The results come after a two-year study involving the British Medical Journal, several international organisations, NGOs and around forty researchers, all specialising in health and environmental issues.
Air pollution has been found to be responsible for 6.5m deaths each year, mainly through diseases such as heart disease, lung cancer and stroke.
Meanwhile, polluted water is said to be linked to 1.8m deaths, as a result of poor sanitation or contamination, which cause gastrointestinal diseases and parasitic infections.
Pollution in the workplace causes around 800,000 deaths, through exposure to toxic substances.
The report suggested that this assessment is “probably underestimated” given “the many emerging chemical pollutants that remain to be identified”.
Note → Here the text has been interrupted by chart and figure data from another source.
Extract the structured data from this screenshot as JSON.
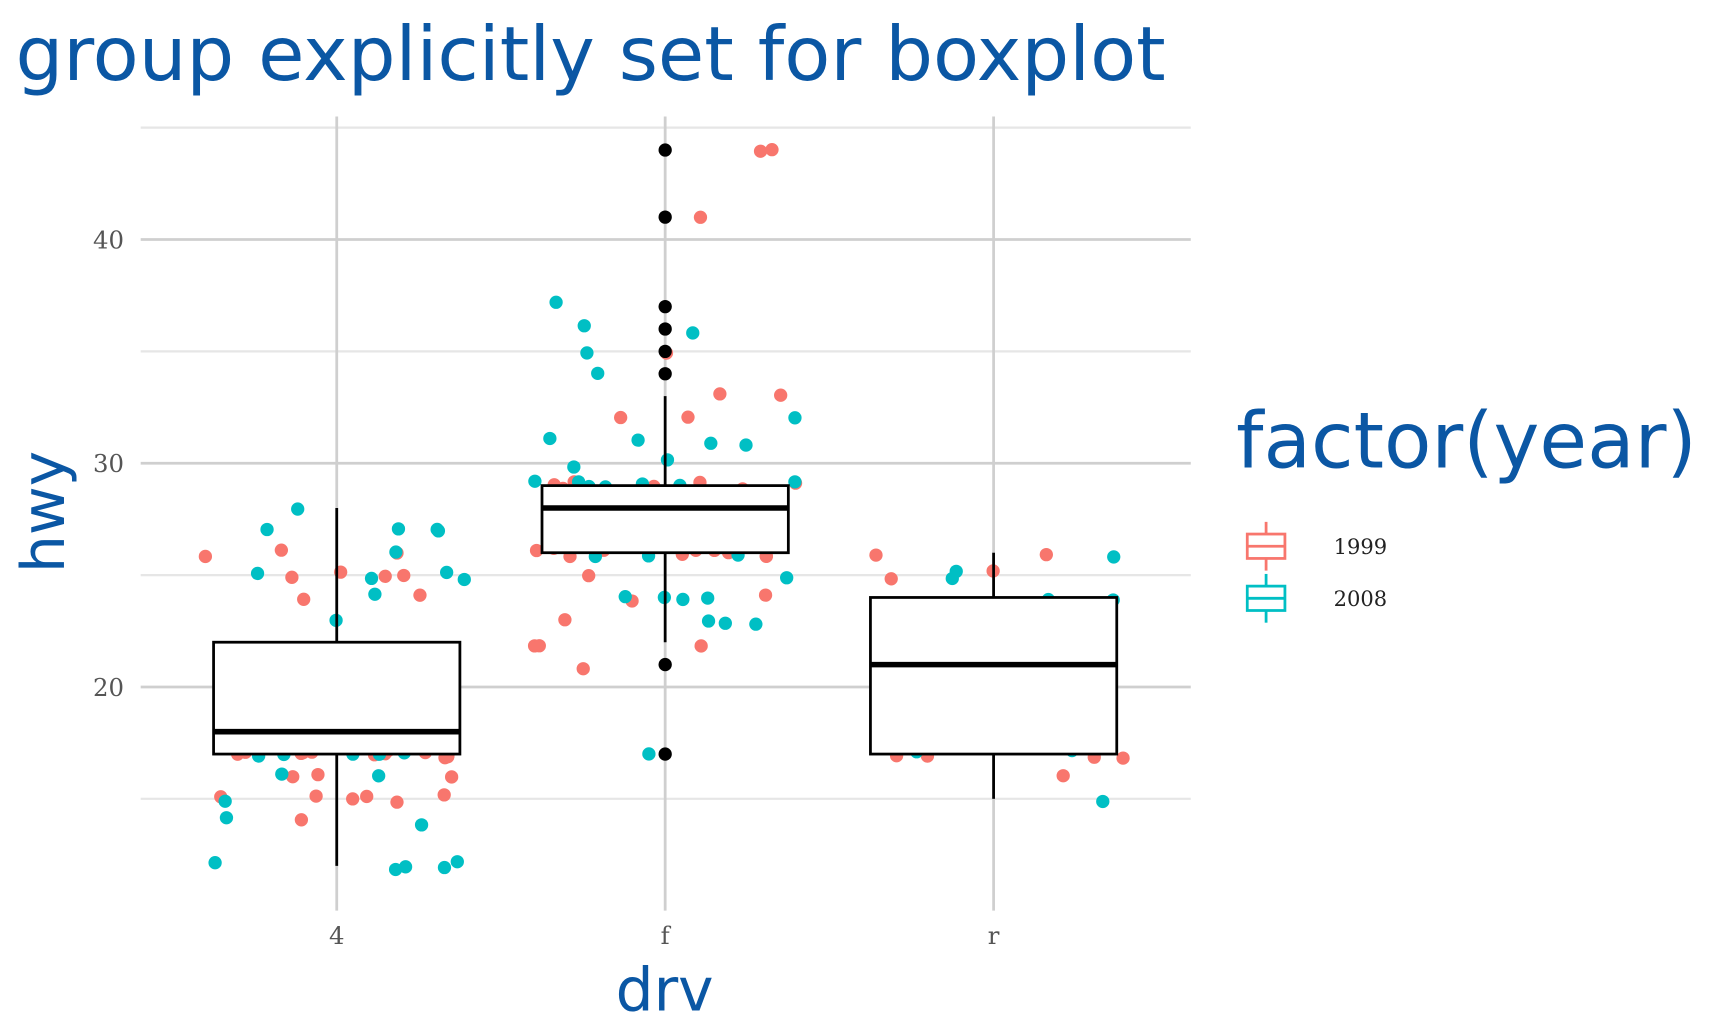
{
  "chart_data": {
    "type": "boxplot",
    "title": "group explicitly set for boxplot",
    "x_label": "drv",
    "y_label": "hwy",
    "legend_title": "factor(year)",
    "categories": [
      "4",
      "f",
      "r"
    ],
    "ylim": [
      10,
      45.5
    ],
    "yticks": [
      20,
      30,
      40
    ],
    "minor_yticks": [
      15,
      25,
      35,
      45
    ],
    "grid": true,
    "boxes": [
      {
        "whisker_low": 12,
        "q1": 17,
        "median": 18,
        "q3": 22,
        "whisker_high": 28,
        "outliers": []
      },
      {
        "whisker_low": 22,
        "q1": 26,
        "median": 28,
        "q3": 29,
        "whisker_high": 33,
        "outliers": [
          44,
          41,
          37,
          36,
          35,
          34,
          21,
          17
        ]
      },
      {
        "whisker_low": 15,
        "q1": 17,
        "median": 21,
        "q3": 24,
        "whisker_high": 26,
        "outliers": []
      }
    ],
    "series": [
      {
        "name": "1999",
        "color": "#f8766d",
        "values": [
          [
            26,
            26,
            26,
            25,
            25,
            25,
            24,
            24,
            17,
            17,
            17,
            17,
            17,
            17,
            17,
            17,
            17,
            17,
            16,
            16,
            15,
            15,
            15,
            15,
            15,
            14,
            20,
            25,
            17,
            17,
            16,
            15
          ],
          [
            44,
            44,
            41,
            35,
            33,
            33,
            32,
            32,
            29,
            29,
            29,
            29,
            29,
            29,
            29,
            26,
            26,
            26,
            26,
            26,
            26,
            26,
            26,
            26,
            24,
            24,
            23,
            22,
            22,
            22,
            21,
            26,
            26,
            25
          ],
          [
            26,
            26,
            25,
            25,
            17,
            17,
            17,
            17,
            16,
            17
          ]
        ]
      },
      {
        "name": "2008",
        "color": "#00bfc4",
        "values": [
          [
            27,
            27,
            27,
            28,
            27,
            26,
            25,
            25,
            25,
            25,
            24,
            23,
            20,
            20,
            19,
            17,
            17,
            17,
            17,
            17,
            17,
            16,
            16,
            15,
            14,
            12,
            12,
            12,
            12,
            12,
            14
          ],
          [
            37,
            36,
            36,
            35,
            34,
            32,
            31,
            31,
            31,
            31,
            30,
            30,
            29,
            29,
            29,
            29,
            29,
            29,
            29,
            28,
            26,
            26,
            26,
            25,
            24,
            24,
            24,
            24,
            23,
            23,
            23,
            17
          ],
          [
            26,
            25,
            25,
            24,
            24,
            17,
            17,
            15
          ]
        ]
      }
    ]
  }
}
“Poor and vulnerable” countries are the worst effected according to The Lancet, with 92 percent of death linked to pollution happening in less economically developed countries, and largely concerning minorities within the population.
Pollution may be responsible for almost a quarter of deaths in rapidly industrialising countries such as India, Pakistan, China, Madagascar and Kenya.
This burden remains “neglected by both governments and development organisations”, according to the journal, with The Lancet calling for urgent action against to bust “the myth that pollution is an inevitable consequence of economic development”.